Dağınık, düzensiz kişiler için söylenir. Bizim oralarda kılık kıyafete özen gösterilmediği durumlarda "bek palaşur cüre" gibi hafif yargılama cümlesine maruz kalınması mümkündür.
Bu noktadan hareketle, bizim oraların giyim kuşam karakteristiklerine bir göz atalım. ( tabii 80 ler için yazacağım, artık herşey herkeste var)
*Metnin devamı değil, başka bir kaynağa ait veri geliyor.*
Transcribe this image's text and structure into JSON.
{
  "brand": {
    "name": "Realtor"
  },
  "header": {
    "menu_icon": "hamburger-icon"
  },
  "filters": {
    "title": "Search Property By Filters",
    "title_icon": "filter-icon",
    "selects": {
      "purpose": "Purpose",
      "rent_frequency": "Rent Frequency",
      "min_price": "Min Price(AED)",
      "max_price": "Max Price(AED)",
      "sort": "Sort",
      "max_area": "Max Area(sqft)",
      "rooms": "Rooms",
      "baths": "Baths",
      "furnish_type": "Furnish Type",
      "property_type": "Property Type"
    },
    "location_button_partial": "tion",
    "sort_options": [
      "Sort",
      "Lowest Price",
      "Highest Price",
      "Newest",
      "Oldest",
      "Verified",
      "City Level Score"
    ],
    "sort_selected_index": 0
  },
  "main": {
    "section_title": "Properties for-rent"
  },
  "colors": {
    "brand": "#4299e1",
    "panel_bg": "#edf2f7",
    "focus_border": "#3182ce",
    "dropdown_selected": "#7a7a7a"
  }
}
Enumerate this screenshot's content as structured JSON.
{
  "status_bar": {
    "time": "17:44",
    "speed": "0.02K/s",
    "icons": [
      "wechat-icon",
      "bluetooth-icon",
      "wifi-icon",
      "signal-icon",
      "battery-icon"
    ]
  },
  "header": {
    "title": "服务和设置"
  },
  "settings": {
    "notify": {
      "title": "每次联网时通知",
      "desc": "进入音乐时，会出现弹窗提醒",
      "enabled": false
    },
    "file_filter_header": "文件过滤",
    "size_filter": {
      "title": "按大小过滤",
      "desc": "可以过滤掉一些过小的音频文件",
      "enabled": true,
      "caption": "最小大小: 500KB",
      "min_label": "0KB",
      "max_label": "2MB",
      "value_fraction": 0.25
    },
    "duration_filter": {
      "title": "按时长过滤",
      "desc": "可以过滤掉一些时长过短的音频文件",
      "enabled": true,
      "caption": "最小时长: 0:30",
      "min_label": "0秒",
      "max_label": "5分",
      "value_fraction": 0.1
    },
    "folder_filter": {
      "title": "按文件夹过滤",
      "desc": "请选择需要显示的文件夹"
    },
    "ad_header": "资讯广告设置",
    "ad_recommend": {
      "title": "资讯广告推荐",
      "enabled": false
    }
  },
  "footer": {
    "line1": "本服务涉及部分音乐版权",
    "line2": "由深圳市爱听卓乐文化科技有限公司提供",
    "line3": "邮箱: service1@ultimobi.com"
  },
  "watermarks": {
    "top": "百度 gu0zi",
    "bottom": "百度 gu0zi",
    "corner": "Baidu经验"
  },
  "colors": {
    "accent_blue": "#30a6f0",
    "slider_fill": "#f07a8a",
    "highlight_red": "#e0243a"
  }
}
Gündelik kıyafet "kartlar için" takım elbisedir, yazın çatlayan sıcağında dahi dedemin ceketle dolaştığını bilirim, yazın fötr kışın kasket de o kıyafetin tamamlayıcısıydı. "aktif çalışma hayatı" içindekiler genellikle "kot" pantalonu tercih ederdi tabii. kumaş pantalon/açık renk "
kolekse" kombinasyonu düğün bayram zamanlarının kıyafetiydi, hala da öyledir. bir de damatlık zamanlarında çeyiz bohçasına konulan robdöşambr lar var ki ben henüz onu kullanan birisine denk gelmedim. (O kıyafetin en çok yakıştığı Hulusi Kentmen'dir ve hep öyle kalacaktır)
Kolekse bizim oralarda gömleğin adıdır.
Kadın giyimine gelince: "pasma" uzun şalvarlar, üzerinde genellikle yelek, başta başörtüsü/
marama gündelik kadın giyimidir. düğün dernek zamanlarında o kıyafetler çıkarılır, etek-triko-yelek kombinasyonu yapılır; ne kadar altın takı varsa üzerine takılır ve iki dirhem bir çekirdek sosyalleşmeye gidilirdi.
Bizim oraların giyimine dair hatırladıklarım bunlar. pantalon içine sokulan "şetland" kazaklar, vatkalı ceketler, karlanmış şalvar kotlar, beyaz çoraplar da unutmak istediğim detaylar tabii.